With acorn (red oak) seed interactions, the researchers found that timid mice were more likely to stow acorns in an underground burrow or engage in immediate seed consumption. They believe this is because acorns are typically too large to fit in a deer mouse’s cheek pouch, making it difficult for a mouse to see and move optimally while carrying them. As a result, bolder mice are more likely to engage in the risky behavior of caching an acorn outside of a burrow.
For white pine seeds and beech seeds, on the other hand, bolder mice were more antagonistic. Specifically, bolder individuals were more likely to consume white pine seeds immediately at the seed station, and they typically ate beech seeds immediately after taking them (or brought them into their burrows). The authors hypothesize this has something to do with bolder animals prioritizing current energy needs over future energy reserves, but they call for more research on this topic.

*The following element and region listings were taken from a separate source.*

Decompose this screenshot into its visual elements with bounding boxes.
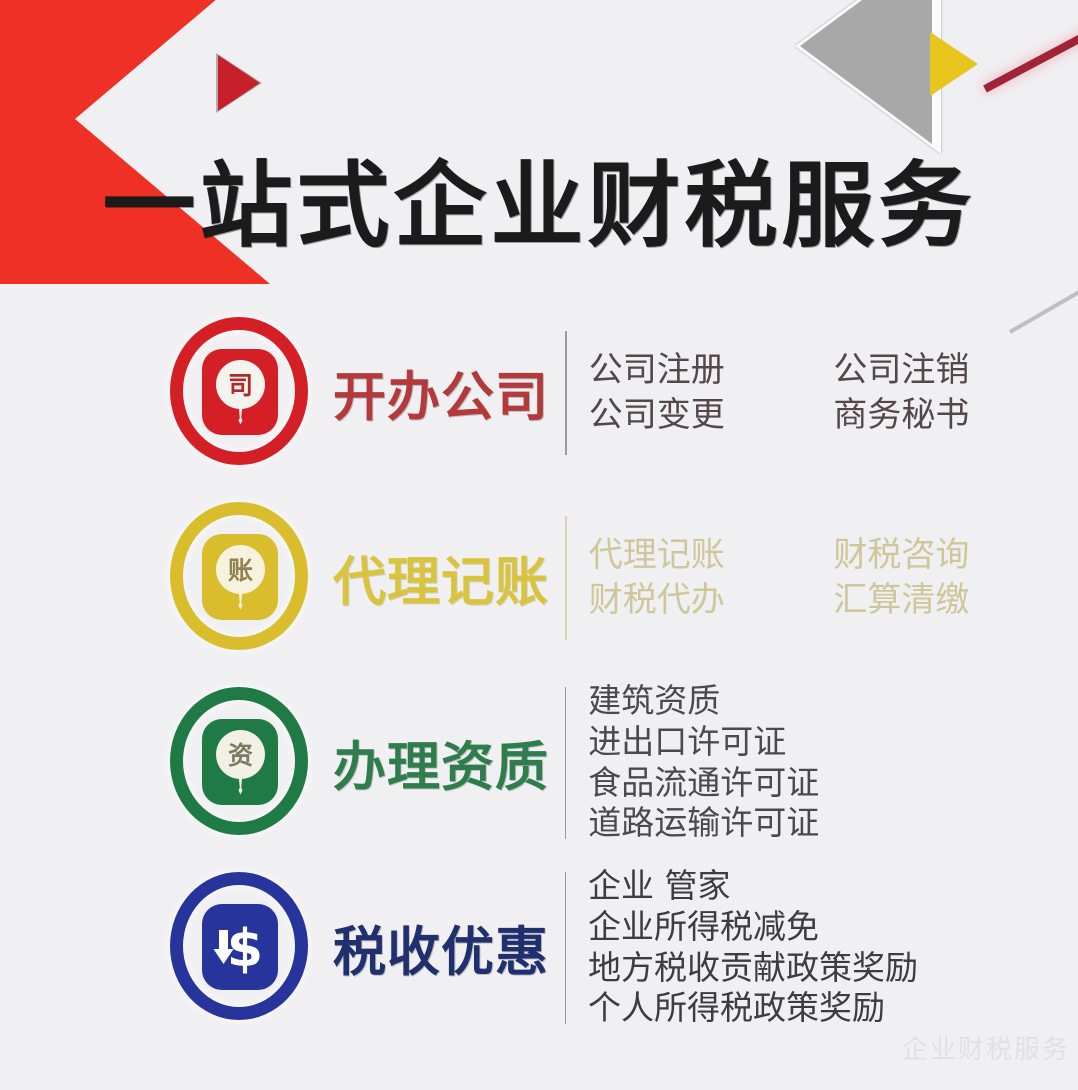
service-item: 代理记账 — [589, 533, 834, 578]
service-divider — [565, 331, 567, 455]
service-item: 食品流通许可证 — [588, 763, 1078, 804]
service-item: 进出口许可证 — [588, 722, 1078, 763]
bookkeeping-seal-icon: 账 — [165, 498, 325, 658]
yellow-triangle-decoration — [930, 32, 978, 96]
service-item: 财税代办 — [589, 578, 834, 623]
service-items: 代理记账 财税咨询 财税代办 汇算清缴 — [589, 533, 1078, 623]
dollar-down-arrow-icon: $ — [165, 868, 325, 1028]
service-title: 办理资质 — [333, 725, 565, 801]
watermark-text: 企业财税服务 — [902, 1029, 1070, 1066]
service-row-tax-benefits[interactable]: $ 税收优惠 企业 管家 企业所得税减免 地方税收贡献政策奖励 个人所得税政策奖… — [0, 855, 1078, 1040]
icon-character-bubble: 司 — [216, 360, 265, 409]
service-item: 公司注销 — [833, 348, 1078, 393]
service-item: 地方税收贡献政策奖励 — [588, 948, 1078, 989]
service-title: 代理记账 — [333, 540, 565, 616]
service-row-start-company[interactable]: 司 开办公司 公司注册 公司注销 公司变更 商务秘书 — [0, 300, 1078, 485]
promotional-poster: 一站式企业财税服务 司 开办公司 公司注册 公司注销 公司变更 商务秘书 — [0, 0, 1078, 1090]
small-red-triangle-decoration — [218, 55, 260, 111]
service-title: 税收优惠 — [333, 910, 565, 986]
service-item: 商务秘书 — [833, 393, 1078, 438]
service-divider — [565, 516, 567, 640]
qualification-seal-icon: 资 — [165, 683, 325, 843]
service-title: 开办公司 — [333, 355, 565, 431]
service-item: 企业所得税减免 — [588, 907, 1078, 948]
service-row-bookkeeping[interactable]: 账 代理记账 代理记账 财税咨询 财税代办 汇算清缴 — [0, 485, 1078, 670]
service-item: 财税咨询 — [833, 533, 1078, 578]
service-list: 司 开办公司 公司注册 公司注销 公司变更 商务秘书 账 代理记账 代理记账 财… — [0, 300, 1078, 1040]
service-item: 个人所得税政策奖励 — [588, 988, 1078, 1029]
icon-character-bubble: 资 — [216, 730, 265, 779]
service-item: 企业 管家 — [588, 866, 1078, 907]
gray-triangle-decoration — [800, 0, 932, 144]
service-divider — [565, 687, 566, 839]
service-items: 公司注册 公司注销 公司变更 商务秘书 — [589, 348, 1078, 438]
service-item: 汇算清缴 — [833, 578, 1078, 623]
dollar-sign-with-down-arrow-glyph: $ — [205, 912, 275, 982]
company-seal-icon: 司 — [165, 313, 325, 473]
service-items: 建筑资质 进出口许可证 食品流通许可证 道路运输许可证 — [588, 681, 1078, 845]
service-divider — [565, 872, 566, 1024]
red-diagonal-stripe-decoration — [983, 15, 1078, 92]
page-title: 一站式企业财税服务 — [0, 160, 1078, 253]
service-items: 企业 管家 企业所得税减免 地方税收贡献政策奖励 个人所得税政策奖励 — [588, 866, 1078, 1030]
service-item: 建筑资质 — [588, 681, 1078, 722]
icon-character-bubble: 账 — [216, 545, 265, 594]
service-row-qualifications[interactable]: 资 办理资质 建筑资质 进出口许可证 食品流通许可证 道路运输许可证 — [0, 670, 1078, 855]
service-item: 道路运输许可证 — [588, 803, 1078, 844]
service-item: 公司注册 — [589, 348, 834, 393]
service-item: 公司变更 — [589, 393, 834, 438]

It’s important to note that the general trend of mice acting antagonistically toward seeds does not mean the entire act of seed dispersal is not mutualistic. The authors note that it only takes a minority of individual mice acting as seed spreaders to help seeds germinate, thus benefiting the wider environment. An implication of this is that positive interactions (dispersing whole seeds) are disproportionately more important to seed dispersal than negative interactions (eating or bringing seeds to one’s burrow); the consequences of the positive interactions outweigh those of the negative ones.
Understanding the impact of individual animals’ personality types on their mutualistic behavior is important for a number of reasons. As human activities alter natural environments, it is vital to understand the potential impact a certain environmental change can have, and certain environmental changes may favor particular personality types in animals. For example, bolder mice are more likely to venture into open areas in search of food, which means that tree clearing may disproportionately affect them. This presents another factor humans must consider before encroaching on the environment.
What’s more, conservation decisions are usually made at the species level. However, if only a minority of individuals are doing the majority of mutualistic behaviors (for example, if only the boldest mice are spreading most of the seeds of a given tree species), these mice might be considered “keystone individuals” for conservation projects. For example, previous research has demonstrated that bolder, more active individuals tend to be removed from environments at higher rates from hunting and fishing; understanding how these individuals impact the environment can increase our understanding of the consequences of such activities. While more research is needed on this topic, the study offers another reason why it’s important to value animals for their individual traits rather than their species membership alone.